Spooky season is here

What to do this month

A pumpkin patch is just one of many places to go this month.

Creative Commons

A pumpkin patch is just one of many places to go this month.

Laney Rendon and Jack Mobley

Other than the typical scary movie nights with your closest friends, this year, (pumpkin) spice up your October plans with spookier options such as:

-Adopt a black cat (even with the intention of returning it on Nov. 1)

-Buy a new broom stick.

-Attend Fall Fest Tuesday, Oct. 23. in the main hallway at 5 p.m.

-Decorate the house, in a strictly spooky manner. (An easy hack for all my Pinterest lovers: cover things like furniture and small children in white sheets and call them abstract ghost).

-Buy a pumpkin. Cut it.

-Dabble in some black magic… but just a little.

-Sit the month out and wait till Nov. 1 for cheap candy.

-Watch a scary movie… I recommend Hush.


-Buy a farm, and make yourself a scarecrow or two… (note: if it’s a corn farm, don’t bring children with you.)

-Avoid all lumberjacks with a chainsaw, especially ones with Texas accents and a leather-looking mask.

-Visit a blood drive. Don’t have lunch there.

-Splurge on… some candy corn.

-Visit your local graveyard, just to say hello.

-Prepare your costume.

-Register to vote… politics is a scary thing in today’s world.

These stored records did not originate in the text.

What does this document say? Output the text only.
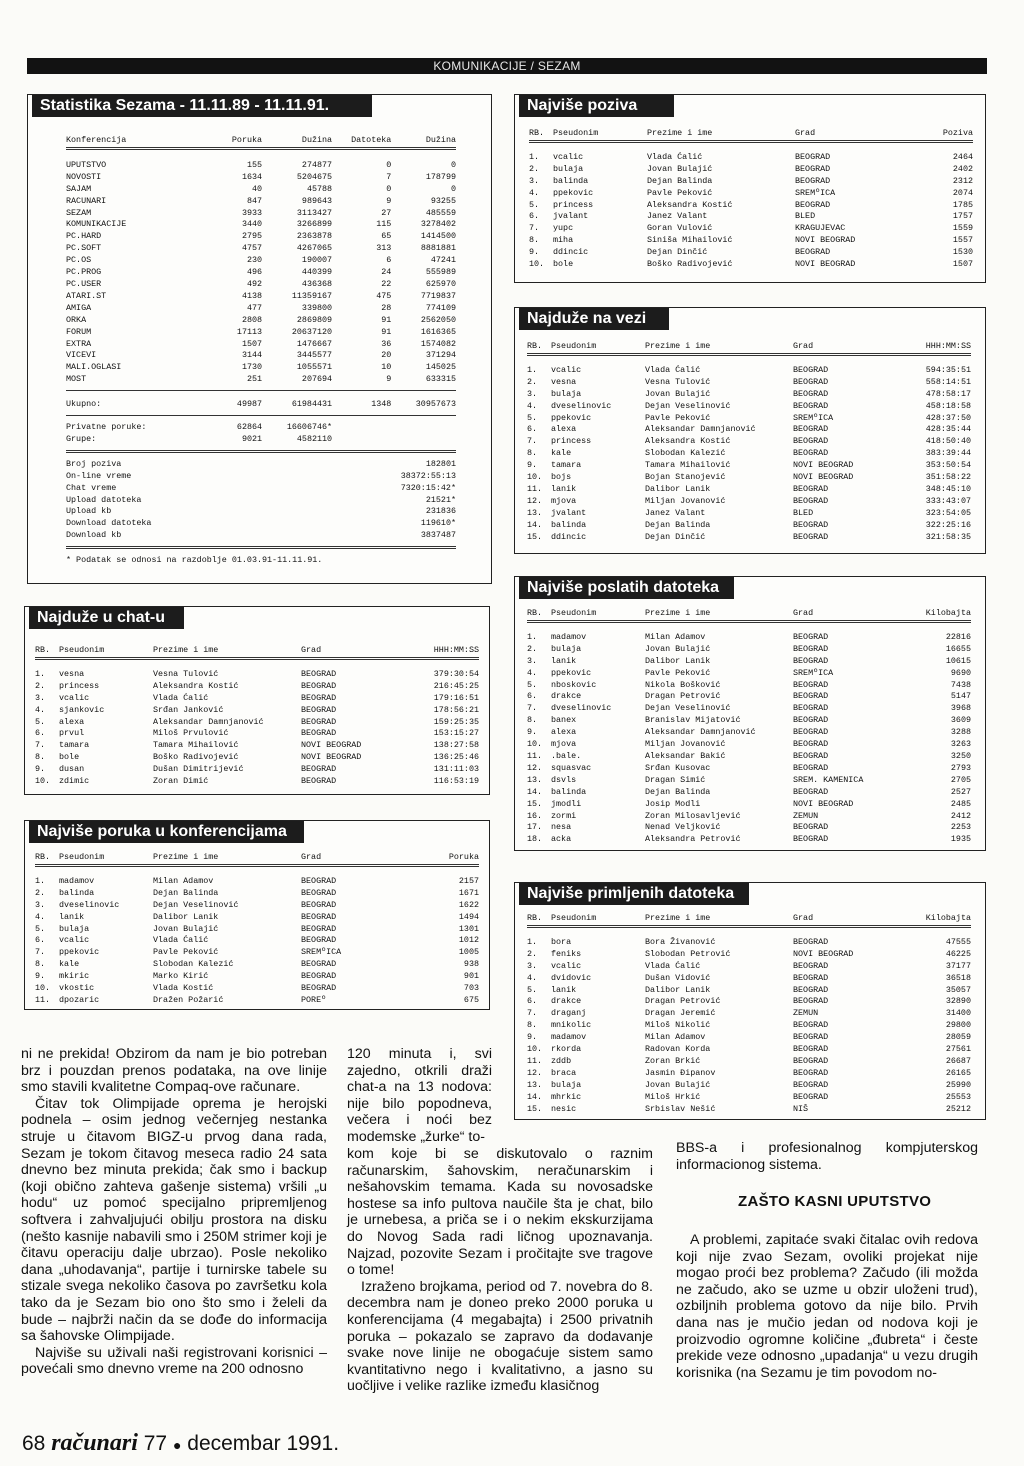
KOMUNIKACIJE / SEZAM
Statistika Sezama - 11.11.89 - 11.11.91.
Konferencija	Poruka	Dužina	Datoteka	Dužina

UPUTSTVO	155	274877	0	0
NOVOSTI	1634	5204675	7	178799
SAJAM	40	45788	0	0
RACUNARI	847	989643	9	93255
SEZAM	3933	3113427	27	485559
KOMUNIKACIJE	3440	3266899	115	3278402
PC.HARD	2795	2363878	65	1414500
PC.SOFT	4757	4267065	313	8881881
PC.OS	230	190007	6	47241
PC.PROG	496	440399	24	555989
PC.USER	492	436368	22	625970
ATARI.ST	4138	11359167	475	7719837
AMIGA	477	339800	28	774109
ORKA	2808	2869809	91	2562050
FORUM	17113	20637120	91	1616365
EXTRA	1507	1476667	36	1574082
VICEVI	3144	3445577	20	371294
MALI.OGLASI	1730	1055571	10	145025
MOST	251	207694	9	633315

Ukupno:	49987	61984431	1348	30957673

Privatne poruke:	62864	16606746*		
Grupe:	9021	4582110		

Broj poziva				182801
On-line vreme				38372:55:13
Chat vreme				7320:15:42*
Upload datoteka				21521*
Upload kb				231836
Download datoteka				119610*
Download kb				3837487

* Podatak se odnosi na razdoblje 01.03.91-11.11.91.				
Najviše poziva
RB.	Pseudonim	Prezime i ime	Grad	Poziva

1.	vcalic	Vlada Ćalić	BEOGRAD	2464
2.	bulaja	Jovan Bulajić	BEOGRAD	2402
3.	balinda	Dejan Balinda	BEOGRAD	2312
4.	ppekovic	Pavle Peković	SREMºICA	2074
5.	princess	Aleksandra Kostić	BEOGRAD	1785
6.	jvalant	Janez Valant	BLED	1757
7.	yupc	Goran Vulović	KRAGUJEVAC	1559
8.	miha	Siniša Mihailović	NOVI BEOGRAD	1557
9.	ddincic	Dejan Dinčić	BEOGRAD	1530
10.	bole	Boško Radivojević	NOVI BEOGRAD	1507
Najduže na vezi
RB.	Pseudonim	Prezime i ime	Grad	HHH:MM:SS

1.	vcalic	Vlada Ćalić	BEOGRAD	594:35:51
2.	vesna	Vesna Tulović	BEOGRAD	558:14:51
3.	bulaja	Jovan Bulajić	BEOGRAD	478:58:17
4.	dveselinovic	Dejan Veselinović	BEOGRAD	458:18:58
5.	ppekovic	Pavle Peković	SREMºICA	428:37:50
6.	alexa	Aleksandar Damnjanović	BEOGRAD	428:35:44
7.	princess	Aleksandra Kostić	BEOGRAD	418:50:40
8.	kale	Slobodan Kalezić	BEOGRAD	383:39:44
9.	tamara	Tamara Mihailović	NOVI BEOGRAD	353:50:54
10.	bojs	Bojan Stanojević	NOVI BEOGRAD	351:58:22
11.	lanik	Dalibor Lanik	BEOGRAD	348:45:10
12.	mjova	Miljan Jovanović	BEOGRAD	333:43:07
13.	jvalant	Janez Valant	BLED	323:54:05
14.	balinda	Dejan Balinda	BEOGRAD	322:25:16
15.	ddincic	Dejan Dinčić	BEOGRAD	321:58:35
Najviše poslatih datoteka
RB.	Pseudonim	Prezime i ime	Grad	Kilobajta

1.	madamov	Milan Adamov	BEOGRAD	22816
2.	bulaja	Jovan Bulajić	BEOGRAD	16655
3.	lanik	Dalibor Lanik	BEOGRAD	10615
4.	ppekovic	Pavle Peković	SREMºICA	9690
5.	nboskovic	Nikola Bošković	BEOGRAD	7438
6.	drakce	Dragan Petrović	BEOGRAD	5147
7.	dveselinovic	Dejan Veselinović	BEOGRAD	3968
8.	banex	Branislav Mijatović	BEOGRAD	3609
9.	alexa	Aleksandar Damnjanović	BEOGRAD	3288
10.	mjova	Miljan Jovanović	BEOGRAD	3263
11.	.bale.	Aleksandar Bakić	BEOGRAD	3250
12.	squasvac	Srđan Kusovac	BEOGRAD	2793
13.	dsvls	Dragan Simić	SREM. KAMENICA	2705
14.	balinda	Dejan Balinda	BEOGRAD	2527
15.	jmodli	Josip Modli	NOVI BEOGRAD	2485
16.	zormi	Zoran Milosavljević	ZEMUN	2412
17.	nesa	Nenad Veljković	BEOGRAD	2253
18.	acka	Aleksandra Petrović	BEOGRAD	1935
Najviše primljenih datoteka
RB.	Pseudonim	Prezime i ime	Grad	Kilobajta

1.	bora	Bora Živanović	BEOGRAD	47555
2.	feniks	Slobodan Petrović	NOVI BEOGRAD	46225
3.	vcalic	Vlada Ćalić	BEOGRAD	37177
4.	dvidovic	Dušan Vidović	BEOGRAD	36518
5.	lanik	Dalibor Lanik	BEOGRAD	35057
6.	drakce	Dragan Petrović	BEOGRAD	32890
7.	draganj	Dragan Jeremić	ZEMUN	31400
8.	mnikolic	Miloš Nikolić	BEOGRAD	29800
9.	madamov	Milan Adamov	BEOGRAD	28059
10.	rkorda	Radovan Korda	BEOGRAD	27561
11.	zddb	Zoran Brkić	BEOGRAD	26687
12.	braca	Jasmin Đipanov	BEOGRAD	26165
13.	bulaja	Jovan Bulajić	BEOGRAD	25990
14.	mhrkic	Miloš Hrkić	BEOGRAD	25553
15.	nesic	Srbislav Nešić	NIŠ	25212
Najduže u chat-u
RB.	Pseudonim	Prezime i ime	Grad	HHH:MM:SS

1.	vesna	Vesna Tulović	BEOGRAD	379:30:54
2.	princess	Aleksandra Kostić	BEOGRAD	216:45:25
3.	vcalic	Vlada Ćalić	BEOGRAD	179:16:51
4.	sjankovic	Srđan Janković	BEOGRAD	178:56:21
5.	alexa	Aleksandar Damnjanović	BEOGRAD	159:25:35
6.	prvul	Miloš Prvulović	BEOGRAD	153:15:27
7.	tamara	Tamara Mihailović	NOVI BEOGRAD	138:27:58
8.	bole	Boško Radivojević	NOVI BEOGRAD	136:25:46
9.	dusan	Dušan Dimitrijević	BEOGRAD	131:11:03
10.	zdimic	Zoran Dimić	BEOGRAD	116:53:19
Najviše poruka u konferencijama
RB.	Pseudonim	Prezime i ime	Grad	Poruka

1.	madamov	Milan Adamov	BEOGRAD	2157
2.	balinda	Dejan Balinda	BEOGRAD	1671
3.	dveselinovic	Dejan Veselinović	BEOGRAD	1622
4.	lanik	Dalibor Lanik	BEOGRAD	1494
5.	bulaja	Jovan Bulajić	BEOGRAD	1301
6.	vcalic	Vlada Ćalić	BEOGRAD	1012
7.	ppekovic	Pavle Peković	SREMºICA	1005
8.	kale	Slobodan Kalezić	BEOGRAD	938
9.	mkiric	Marko Kirić	BEOGRAD	901
10.	vkostic	Vlada Kostić	BEOGRAD	703
11.	dpozaric	Dražen Požarić	POREº	675

ni ne prekida! Obzirom da nam je bio potreban brz i pouzdan prenos podataka, na ove linije smo stavili kvalitetne Compaq-ove računare.

Čitav tok Olimpijade oprema je herojski podnela – osim jednog večernjeg nestanka struje u čitavom BIGZ-u prvog dana rada, Sezam je tokom čitavog meseca radio 24 sata dnevno bez minuta prekida; čak smo i backup (koji obično zahteva gašenje sistema) vršili „u hodu“ uz pomoć specijalno pripremljenog softvera i zahvaljujući obilju prostora na disku (nešto kasnije nabavili smo i 250M strimer koji je čitavu operaciju dalje ubrzao). Posle nekoliko dana „uhodavanja“, partije i turnirske tabele su stizale svega nekoliko časova po završetku kola tako da je Sezam bio ono što smo i želeli da bude – najbrži način da se dođe do informacija sa šahovske Olimpijade.

Najviše su uživali naši registrovani korisnici – povećali smo dnevno vreme na 200 odnosno

120 minuta i, svi zajedno, otkrili draži chat-a na 13 nodova: nije bilo popodneva, večera i noći bez modemske „žurke“ to-

kom koje bi se diskutovalo o raznim računarskim, šahovskim, neračunarskim i nešahovskim temama. Kada su novosadske hostese sa info pultova naučile šta je chat, bilo je urnebesa, a priča se i o nekim ekskurzijama do Novog Sada radi ličnog upoznavanja. Najzad, pozovite Sezam i pročitajte sve tragove o tome!

Izraženo brojkama, period od 7. novebra do 8. decembra nam je doneo preko 2000 poruka u konferencijama (4 megabajta) i 2500 privatnih poruka – pokazalo se zapravo da dodavanje svake nove linije ne obogaćuje sistem samo kvantitativno nego i kvalitativno, a jasno su uočljive i velike razlike između klasičnog

BBS-a i profesionalnog kompjuterskog informacionog sistema.

ZAŠTO KASNI UPUTSTVO

A problemi, zapitaće svaki čitalac ovih redova koji nije zvao Sezam, ovoliki projekat nije mogao proći bez problema? Začudo (ili možda ne začudo, ako se uzme u obzir uloženi trud), ozbiljnih problema gotovo da nije bilo. Prvih dana nas je mučio jedan od nodova koji je proizvodio ogromne količine „đubreta“ i česte prekide veze odnosno „upadanja“ u vezu drugih korisnika (na Sezamu je tim povodom no-

68 računari 77 ● decembar 1991.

-Shave your head. Spooky, am I right?

-Rake up leaves. You’ll need somewhere to hide the bodies. Make a separate pile for the kids to play in. Don’t mix the two piles. Bad idea. (Another bad idea would be taking this one too seriously.)

-Scream. It’s good for you.

-Exclusively use dark allies as your main mode of transport.

-Apply for the FAFSA… college is also scary.

-Do a trust fall, but with someone you don’t trust. That’s really spooky.

-Wear pink in honor of breast cancer awareness month. Also wear black because it is definitely a spooky color.

-Ignore caution tape. (This idea is for the real daring ones though.)


-Hit up my boy Freddy Krueger… he might need a hand.

-Last but not least: stay hydrated. Nobody likes dead-looking skin. (Get it? Zombies.)